A young artist named Claudia de la Cruz explained that NYPD officers arrived with the building superintendent to clear out the 5,000-square-foot space, which is located in an industrial zone.
“Paintings, musical instruments, and recording equipment were damaged and barbarically thrown out into the street,” said Cruz. “The landlord ordered the locks to be changed.
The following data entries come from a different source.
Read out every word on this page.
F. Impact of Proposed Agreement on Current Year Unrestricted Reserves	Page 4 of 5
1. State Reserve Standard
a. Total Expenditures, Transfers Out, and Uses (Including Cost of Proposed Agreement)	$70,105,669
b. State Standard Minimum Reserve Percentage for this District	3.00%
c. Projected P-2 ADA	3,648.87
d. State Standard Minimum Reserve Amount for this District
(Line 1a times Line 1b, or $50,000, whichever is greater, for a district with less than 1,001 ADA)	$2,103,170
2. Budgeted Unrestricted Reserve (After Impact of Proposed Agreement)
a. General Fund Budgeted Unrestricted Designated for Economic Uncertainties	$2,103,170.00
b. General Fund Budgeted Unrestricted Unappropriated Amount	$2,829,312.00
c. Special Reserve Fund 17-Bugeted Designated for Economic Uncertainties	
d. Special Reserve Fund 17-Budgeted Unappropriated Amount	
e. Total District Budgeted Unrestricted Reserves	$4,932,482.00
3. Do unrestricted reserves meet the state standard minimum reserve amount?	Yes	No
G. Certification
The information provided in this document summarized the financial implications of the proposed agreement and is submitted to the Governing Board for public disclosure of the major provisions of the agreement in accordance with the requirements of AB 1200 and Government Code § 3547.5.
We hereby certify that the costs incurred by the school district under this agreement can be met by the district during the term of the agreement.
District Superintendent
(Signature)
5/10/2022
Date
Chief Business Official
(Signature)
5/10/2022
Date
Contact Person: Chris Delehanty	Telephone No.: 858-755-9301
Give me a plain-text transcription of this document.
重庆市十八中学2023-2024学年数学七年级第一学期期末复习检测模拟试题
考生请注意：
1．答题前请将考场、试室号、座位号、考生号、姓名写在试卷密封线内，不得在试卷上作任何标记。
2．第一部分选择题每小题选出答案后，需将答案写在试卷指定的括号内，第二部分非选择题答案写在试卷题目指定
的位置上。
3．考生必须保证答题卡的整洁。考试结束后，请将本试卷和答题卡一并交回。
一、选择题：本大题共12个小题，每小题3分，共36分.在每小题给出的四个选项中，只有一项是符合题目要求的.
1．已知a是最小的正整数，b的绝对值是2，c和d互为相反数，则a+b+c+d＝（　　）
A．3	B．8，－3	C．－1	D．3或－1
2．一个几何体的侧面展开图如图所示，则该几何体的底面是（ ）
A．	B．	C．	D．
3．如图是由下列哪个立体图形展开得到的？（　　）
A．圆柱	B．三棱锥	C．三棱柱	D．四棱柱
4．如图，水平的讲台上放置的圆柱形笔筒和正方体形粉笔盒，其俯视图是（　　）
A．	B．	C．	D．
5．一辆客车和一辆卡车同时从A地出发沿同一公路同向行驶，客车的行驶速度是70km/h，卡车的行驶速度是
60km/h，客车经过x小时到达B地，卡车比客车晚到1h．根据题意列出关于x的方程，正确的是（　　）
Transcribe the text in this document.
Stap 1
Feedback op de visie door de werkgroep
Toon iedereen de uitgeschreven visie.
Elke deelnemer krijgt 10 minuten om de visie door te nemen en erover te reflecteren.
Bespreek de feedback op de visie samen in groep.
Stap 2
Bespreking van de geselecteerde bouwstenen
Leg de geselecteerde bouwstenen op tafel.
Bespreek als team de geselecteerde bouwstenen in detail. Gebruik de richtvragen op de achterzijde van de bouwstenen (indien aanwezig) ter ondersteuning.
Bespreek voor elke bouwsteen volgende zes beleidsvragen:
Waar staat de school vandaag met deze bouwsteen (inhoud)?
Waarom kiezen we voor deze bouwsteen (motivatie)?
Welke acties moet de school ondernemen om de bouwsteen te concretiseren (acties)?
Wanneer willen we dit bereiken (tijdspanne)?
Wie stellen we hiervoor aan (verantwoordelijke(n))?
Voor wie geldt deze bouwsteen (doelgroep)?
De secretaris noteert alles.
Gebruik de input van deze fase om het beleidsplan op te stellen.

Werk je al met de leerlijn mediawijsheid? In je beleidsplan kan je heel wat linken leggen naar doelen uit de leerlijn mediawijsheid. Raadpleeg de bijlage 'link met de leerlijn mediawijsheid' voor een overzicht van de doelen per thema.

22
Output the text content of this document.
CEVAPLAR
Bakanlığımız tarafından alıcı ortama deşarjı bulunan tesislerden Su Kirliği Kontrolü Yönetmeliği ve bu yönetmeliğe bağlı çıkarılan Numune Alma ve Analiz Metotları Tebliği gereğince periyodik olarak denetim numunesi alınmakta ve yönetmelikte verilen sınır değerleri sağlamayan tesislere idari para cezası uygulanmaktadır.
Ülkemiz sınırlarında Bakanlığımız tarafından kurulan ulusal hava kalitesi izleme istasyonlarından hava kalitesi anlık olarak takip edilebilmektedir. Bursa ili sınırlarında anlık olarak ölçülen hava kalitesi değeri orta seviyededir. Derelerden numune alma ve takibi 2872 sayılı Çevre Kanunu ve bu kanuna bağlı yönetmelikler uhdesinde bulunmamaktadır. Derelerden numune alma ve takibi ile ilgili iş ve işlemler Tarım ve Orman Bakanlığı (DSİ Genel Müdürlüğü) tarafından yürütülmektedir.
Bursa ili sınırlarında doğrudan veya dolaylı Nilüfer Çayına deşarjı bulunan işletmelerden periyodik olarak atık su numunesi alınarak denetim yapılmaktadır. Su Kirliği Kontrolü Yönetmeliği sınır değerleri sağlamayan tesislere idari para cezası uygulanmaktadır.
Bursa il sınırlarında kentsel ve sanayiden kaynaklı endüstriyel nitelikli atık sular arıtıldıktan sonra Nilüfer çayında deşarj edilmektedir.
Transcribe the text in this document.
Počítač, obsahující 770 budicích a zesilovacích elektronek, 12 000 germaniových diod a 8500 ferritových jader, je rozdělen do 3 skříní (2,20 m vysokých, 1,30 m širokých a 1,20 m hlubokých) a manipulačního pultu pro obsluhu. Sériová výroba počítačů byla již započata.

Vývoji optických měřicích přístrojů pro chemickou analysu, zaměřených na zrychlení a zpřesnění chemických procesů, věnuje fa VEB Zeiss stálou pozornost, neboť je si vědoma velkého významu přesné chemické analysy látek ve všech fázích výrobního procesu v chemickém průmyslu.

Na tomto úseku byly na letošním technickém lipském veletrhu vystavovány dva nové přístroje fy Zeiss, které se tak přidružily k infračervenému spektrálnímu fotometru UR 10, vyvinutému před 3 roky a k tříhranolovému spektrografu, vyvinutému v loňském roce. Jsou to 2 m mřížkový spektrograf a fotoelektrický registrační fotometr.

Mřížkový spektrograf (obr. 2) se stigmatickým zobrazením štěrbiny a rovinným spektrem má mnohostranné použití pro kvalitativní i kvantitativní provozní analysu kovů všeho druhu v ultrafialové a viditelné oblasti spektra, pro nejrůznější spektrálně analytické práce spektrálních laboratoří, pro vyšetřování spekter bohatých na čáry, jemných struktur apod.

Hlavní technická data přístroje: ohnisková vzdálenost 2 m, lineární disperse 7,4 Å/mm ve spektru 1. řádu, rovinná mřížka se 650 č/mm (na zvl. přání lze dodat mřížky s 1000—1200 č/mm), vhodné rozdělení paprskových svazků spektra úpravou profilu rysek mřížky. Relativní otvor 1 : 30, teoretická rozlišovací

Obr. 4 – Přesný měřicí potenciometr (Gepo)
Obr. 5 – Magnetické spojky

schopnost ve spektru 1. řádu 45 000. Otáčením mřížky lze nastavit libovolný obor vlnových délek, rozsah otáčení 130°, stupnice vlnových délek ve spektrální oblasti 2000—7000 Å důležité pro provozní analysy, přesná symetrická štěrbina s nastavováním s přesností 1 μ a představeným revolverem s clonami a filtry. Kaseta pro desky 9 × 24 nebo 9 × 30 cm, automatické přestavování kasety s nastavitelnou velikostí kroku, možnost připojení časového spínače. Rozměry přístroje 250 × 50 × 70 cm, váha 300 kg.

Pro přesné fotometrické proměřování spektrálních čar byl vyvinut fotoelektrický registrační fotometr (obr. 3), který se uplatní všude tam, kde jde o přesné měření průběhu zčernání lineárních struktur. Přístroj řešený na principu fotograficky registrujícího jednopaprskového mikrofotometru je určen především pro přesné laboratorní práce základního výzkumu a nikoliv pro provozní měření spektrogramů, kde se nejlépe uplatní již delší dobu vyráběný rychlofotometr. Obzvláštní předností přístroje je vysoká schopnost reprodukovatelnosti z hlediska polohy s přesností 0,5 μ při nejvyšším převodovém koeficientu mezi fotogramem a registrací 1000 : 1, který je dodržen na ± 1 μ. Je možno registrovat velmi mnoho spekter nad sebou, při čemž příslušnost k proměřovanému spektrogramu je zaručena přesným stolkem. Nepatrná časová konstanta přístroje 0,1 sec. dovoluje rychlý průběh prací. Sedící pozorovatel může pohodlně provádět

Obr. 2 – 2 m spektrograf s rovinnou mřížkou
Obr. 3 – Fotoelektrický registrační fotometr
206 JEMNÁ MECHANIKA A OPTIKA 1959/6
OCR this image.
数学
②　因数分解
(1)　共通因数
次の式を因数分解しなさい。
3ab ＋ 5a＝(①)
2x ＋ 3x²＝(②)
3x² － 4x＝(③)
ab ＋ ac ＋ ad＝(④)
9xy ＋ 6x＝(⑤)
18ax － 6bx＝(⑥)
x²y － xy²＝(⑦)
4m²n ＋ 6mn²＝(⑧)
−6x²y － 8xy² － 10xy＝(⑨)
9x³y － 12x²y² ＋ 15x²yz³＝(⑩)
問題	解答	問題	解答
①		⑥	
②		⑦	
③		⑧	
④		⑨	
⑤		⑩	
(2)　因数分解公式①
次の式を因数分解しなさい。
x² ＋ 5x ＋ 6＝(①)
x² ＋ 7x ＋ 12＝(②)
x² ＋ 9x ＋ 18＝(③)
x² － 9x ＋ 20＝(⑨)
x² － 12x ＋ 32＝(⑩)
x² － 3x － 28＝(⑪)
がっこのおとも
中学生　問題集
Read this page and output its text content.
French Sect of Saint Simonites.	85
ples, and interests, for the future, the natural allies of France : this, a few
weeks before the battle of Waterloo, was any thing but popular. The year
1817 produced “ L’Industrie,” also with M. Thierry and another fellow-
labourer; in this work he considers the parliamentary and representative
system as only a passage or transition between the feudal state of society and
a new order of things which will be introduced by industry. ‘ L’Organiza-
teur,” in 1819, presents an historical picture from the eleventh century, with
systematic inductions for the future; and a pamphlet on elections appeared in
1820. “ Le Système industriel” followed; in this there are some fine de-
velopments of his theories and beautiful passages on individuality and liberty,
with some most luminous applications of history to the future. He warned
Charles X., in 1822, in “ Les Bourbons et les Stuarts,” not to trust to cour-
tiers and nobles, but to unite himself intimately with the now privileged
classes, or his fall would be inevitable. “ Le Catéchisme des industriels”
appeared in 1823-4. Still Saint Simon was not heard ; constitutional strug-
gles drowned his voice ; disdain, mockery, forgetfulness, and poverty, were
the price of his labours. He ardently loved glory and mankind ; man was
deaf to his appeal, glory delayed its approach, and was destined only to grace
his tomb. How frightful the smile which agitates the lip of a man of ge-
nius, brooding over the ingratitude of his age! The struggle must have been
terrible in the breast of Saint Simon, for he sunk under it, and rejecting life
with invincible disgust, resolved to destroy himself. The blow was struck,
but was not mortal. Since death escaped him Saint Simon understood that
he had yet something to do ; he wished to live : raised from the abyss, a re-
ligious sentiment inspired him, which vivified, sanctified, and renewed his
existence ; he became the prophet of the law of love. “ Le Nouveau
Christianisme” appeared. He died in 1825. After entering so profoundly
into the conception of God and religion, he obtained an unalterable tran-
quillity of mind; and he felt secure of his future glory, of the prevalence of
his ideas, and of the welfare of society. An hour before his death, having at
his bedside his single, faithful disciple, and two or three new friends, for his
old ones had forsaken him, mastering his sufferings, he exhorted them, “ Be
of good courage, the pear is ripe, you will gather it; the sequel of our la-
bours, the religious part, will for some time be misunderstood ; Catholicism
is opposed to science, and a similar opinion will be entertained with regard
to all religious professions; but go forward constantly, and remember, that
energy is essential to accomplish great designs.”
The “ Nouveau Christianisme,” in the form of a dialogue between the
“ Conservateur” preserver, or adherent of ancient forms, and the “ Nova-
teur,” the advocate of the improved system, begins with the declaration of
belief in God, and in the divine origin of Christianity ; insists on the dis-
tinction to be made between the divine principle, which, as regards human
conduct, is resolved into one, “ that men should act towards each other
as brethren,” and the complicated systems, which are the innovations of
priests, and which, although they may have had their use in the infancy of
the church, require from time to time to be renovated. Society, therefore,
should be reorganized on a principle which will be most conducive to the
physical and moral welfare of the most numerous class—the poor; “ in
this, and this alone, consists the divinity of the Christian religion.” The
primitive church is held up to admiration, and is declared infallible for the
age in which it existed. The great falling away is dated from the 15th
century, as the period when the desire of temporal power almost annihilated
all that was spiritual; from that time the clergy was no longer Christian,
We can’t go inside our space now because we would be accused of breaking and entering.”
The collective, made up of 25 youths ages 17 to 24, mourned the closing of a place that offered community services in one of the poorest neighborhoods in the Bronx.
Gonzalo Venegas, 28, likened the eviction to criminalizing young artists and demanded that the site be kept open.
Venegas underscored how hard the collective worked to open a vibrant center for hip-hop culture.
“Activities like Open Mic draw around 200 artists from the city each month,” he said. “We won’t let them destroy a community center that we practically created ourselves.”
Rodrigo Venegas, 33, explained that the collective faced a rent increase they didn’t agree upon, despite constant dialogue with the landlord after their lease ended last November.
The co-founder of The Rebel Díaz, known as RodStarz, said the group was paying $1,400 in rent, but later on, the landlord decided to raise the amount to $2,400 in the new contract.
“You can’t raise the rent so arbitrarily,” he stressed. “The little we were able to recover [from the inside] we put in a bodega.”
Venegas emphasized that the space, located amidst factories close to the Bruckner Expressway, was originally abandoned and restored in 2008 by local youth who were seeking a safe place where they could express themselves.
Marc Pogostin, the landlord with the Austin Property Corp., said the collective was evicted for not having paid rent since September.